01 July 2007

Paris and Glasgow

Stand up and give Mika Brzezinski a round of applause. If only more journalists would take a principled stand.



I am fed up of this constant blurring of the boundaries between news and entertainment. Paris Hilton has never done a proper day's work in her life and should never be the lead story on any news bulletin, just for being released from jail. The media coverage of the whole saga was saturated - and infuriating. She got drunk, she drove her car, she got nicked, she tried to wriggle out of it (several times) and it's been splashed everywhere.

Why? Every time I trawled the BBC News Online website, Paris was there. Unavoidable. Well get this - she is not news. She's just another "poor little rich girl" doing what other "celebrities" do. It's not interesting and it's certainly not news. If you want to read about celebrities buy a gossip rag. But stop clogging up our mainstream news outlets with their antics. And well done, Mika, for caring enough to make a public protest.

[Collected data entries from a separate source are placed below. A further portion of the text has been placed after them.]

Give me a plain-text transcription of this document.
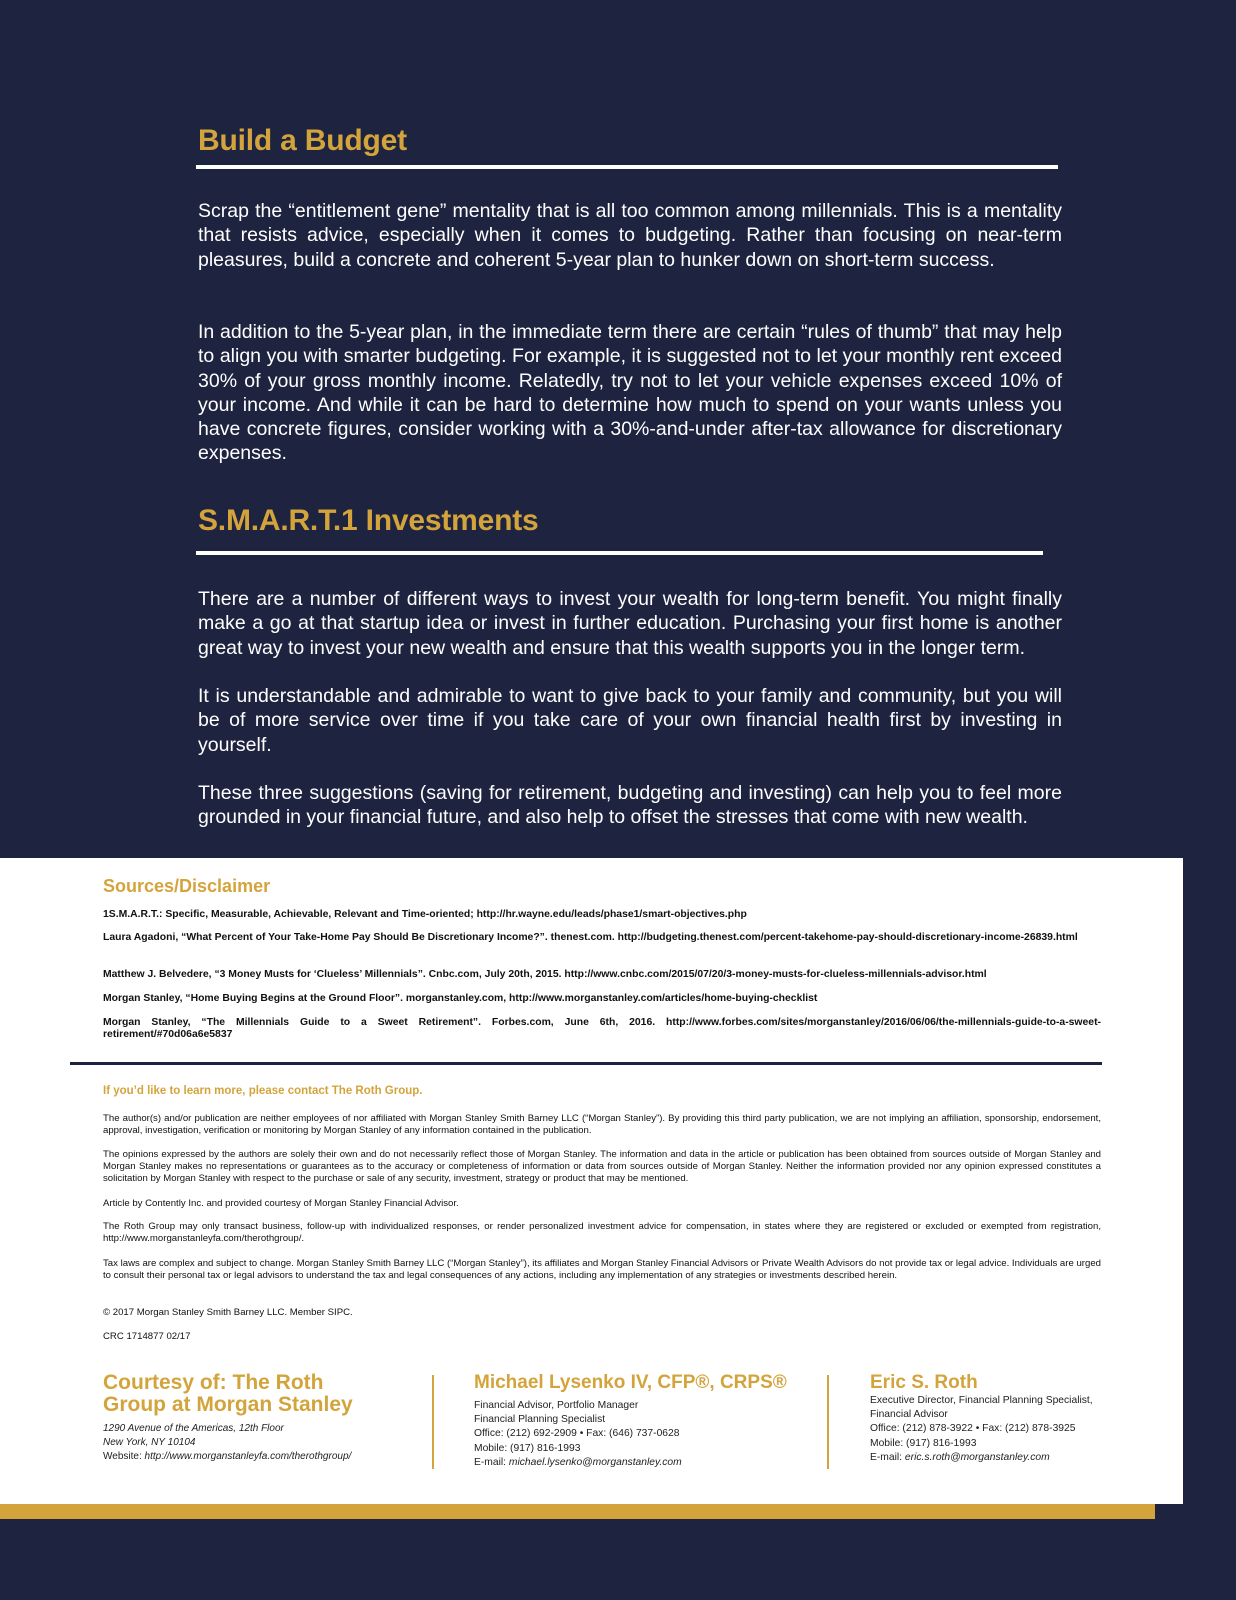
Build a Budget

Scrap the “entitlement gene” mentality that is all too common among millennials. This is a mentality that resists advice, especially when it comes to budgeting. Rather than focusing on near-term pleasures, build a concrete and coherent 5-year plan to hunker down on short-term success.

In addition to the 5-year plan, in the immediate term there are certain “rules of thumb” that may help to align you with smarter budgeting. For example, it is suggested not to let your monthly rent exceed 30% of your gross monthly income. Relatedly, try not to let your vehicle expenses exceed 10% of your income. And while it can be hard to determine how much to spend on your wants unless you have concrete figures, consider working with a 30%-and-under after-tax allowance for discretionary expenses.

S.M.A.R.T.1 Investments

There are a number of different ways to invest your wealth for long-term benefit. You might finally make a go at that startup idea or invest in further education. Purchasing your first home is another great way to invest your new wealth and ensure that this wealth supports you in the longer term.

It is understandable and admirable to want to give back to your family and community, but you will be of more service over time if you take care of your own financial health first by investing in yourself.

These three suggestions (saving for retirement, budgeting and investing) can help you to feel more grounded in your financial future, and also help to offset the stresses that come with new wealth.

Sources/Disclaimer

1S.M.A.R.T.: Specific, Measurable, Achievable, Relevant and Time-oriented; http://hr.wayne.edu/leads/phase1/smart-objectives.php

Laura Agadoni, “What Percent of Your Take-Home Pay Should Be Discretionary Income?”. thenest.com. http://budgeting.thenest.com/percent-takehome-pay-should-discretionary-income-26839.html

Matthew J. Belvedere, “3 Money Musts for ‘Clueless’ Millennials”. Cnbc.com, July 20th, 2015. http://www.cnbc.com/2015/07/20/3-money-musts-for-clueless-millennials-advisor.html

Morgan Stanley, “Home Buying Begins at the Ground Floor”. morganstanley.com, http://www.morganstanley.com/articles/home-buying-checklist

Morgan Stanley, “The Millennials Guide to a Sweet Retirement”. Forbes.com, June 6th, 2016. http://www.forbes.com/sites/morganstanley/2016/06/06/the-millennials-guide-to-a-sweet-retirement/#70d06a6e5837

If you’d like to learn more, please contact The Roth Group.

The author(s) and/or publication are neither employees of nor affiliated with Morgan Stanley Smith Barney LLC (“Morgan Stanley”). By providing this third party publication, we are not implying an affiliation, sponsorship, endorsement, approval, investigation, verification or monitoring by Morgan Stanley of any information contained in the publication.

The opinions expressed by the authors are solely their own and do not necessarily reflect those of Morgan Stanley. The information and data in the article or publication has been obtained from sources outside of Morgan Stanley and Morgan Stanley makes no representations or guarantees as to the accuracy or completeness of information or data from sources outside of Morgan Stanley. Neither the information provided nor any opinion expressed constitutes a solicitation by Morgan Stanley with respect to the purchase or sale of any security, investment, strategy or product that may be mentioned.

Article by Contently Inc. and provided courtesy of Morgan Stanley Financial Advisor.

The Roth Group may only transact business, follow-up with individualized responses, or render personalized investment advice for compensation, in states where they are registered or excluded or exempted from registration, http://www.morganstanleyfa.com/therothgroup/.

Tax laws are complex and subject to change. Morgan Stanley Smith Barney LLC (“Morgan Stanley”), its affiliates and Morgan Stanley Financial Advisors or Private Wealth Advisors do not provide tax or legal advice. Individuals are urged to consult their personal tax or legal advisors to understand the tax and legal consequences of any actions, including any implementation of any strategies or investments described herein.

© 2017 Morgan Stanley Smith Barney LLC. Member SIPC.

CRC 1714877 02/17

Courtesy of: The Roth

Group at Morgan Stanley

1290 Avenue of the Americas, 12th Floor

New York, NY 10104

Website: http://www.morganstanleyfa.com/therothgroup/

Michael Lysenko IV, CFP®, CRPS®

Financial Advisor, Portfolio Manager

Financial Planning Specialist

Office: (212) 692-2909 • Fax: (646) 737-0628

Mobile: (917) 816-1993

E-mail: michael.lysenko@morganstanley.com

Eric S. Roth

Executive Director, Financial Planning Specialist,

Financial Advisor

Office: (212) 878-3922 • Fax: (212) 878-3925

Mobile: (917) 816-1993

E-mail: eric.s.roth@morganstanley.com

Yesterday's BBC News 24 coverage of the terrorist attack in Glasgow showed that live broadcasting has sunk unbelievably low. There was very little solid news, so instead we got endless stills of the burning car and incomprehensible interviews with eyewitnesses who hadn't actually seen very much at all. The anchors had clearly been instructed to scrap all other news and resorted to speaking to an outraged person whose parents were stranded on a Glasgow-bound plane at Stansted airport that wasn't flying anywhere.

Mr Outraged was furious that his parents hadn't been told anything. I burst out laughing as he ranted about this - in such a situation, even Glasgow Airport would have known very little while the police took control of the situation and would have been able to tell other airports almost nothing beyond they were closed and didn't know when they would reopen. If I'm tuning in for live coverage, I really do not want to be forced to listen to such inane reportage as the anchors desperately struggle to fill the airwaves.

The live coverage on Thursday of the London bombs was far superior, so just why was the Glasgow report so dreadful? Perhaps we will never know, but BBC bosses should note that if you haven't got any new news, it's best to return to scheduled bulletins and interrupt them when you actually have something to report.

3 comments:

Nicola Pedley said...

Well said, Mika.

As to the passengers on planes - I'm sure the last thing a pilot wants to do is tell his passengers there's been a terrorist attack at an airport Panic would surely ensue.

wordsmith_for_hire said...

The point was not that the passengers SHOULD have been told, but that there was probably nothing to tell them...

See Me Repeat Me said...

Everybody say hallelujah to Ms. Brzezinski for saying what needed to be said. Hallelujah!

The thing that's really irked me about the way that the recent UK terrorist bombings are being reported on Stateside is that hardly anyone knows how to correctly pronounce "Glasgow". Practically everyone pronounces it "glass-go" when even I know it's really "glaz-go". Other than that, even if we were getting as bombarded as you are by those news reports, it still wouldn't be enough for me. In the aftermath of the Virginia Tech shootings, it took me five days of absorbing anything and everything about that unfortunate event for me to say, "Okay, enough news for me there."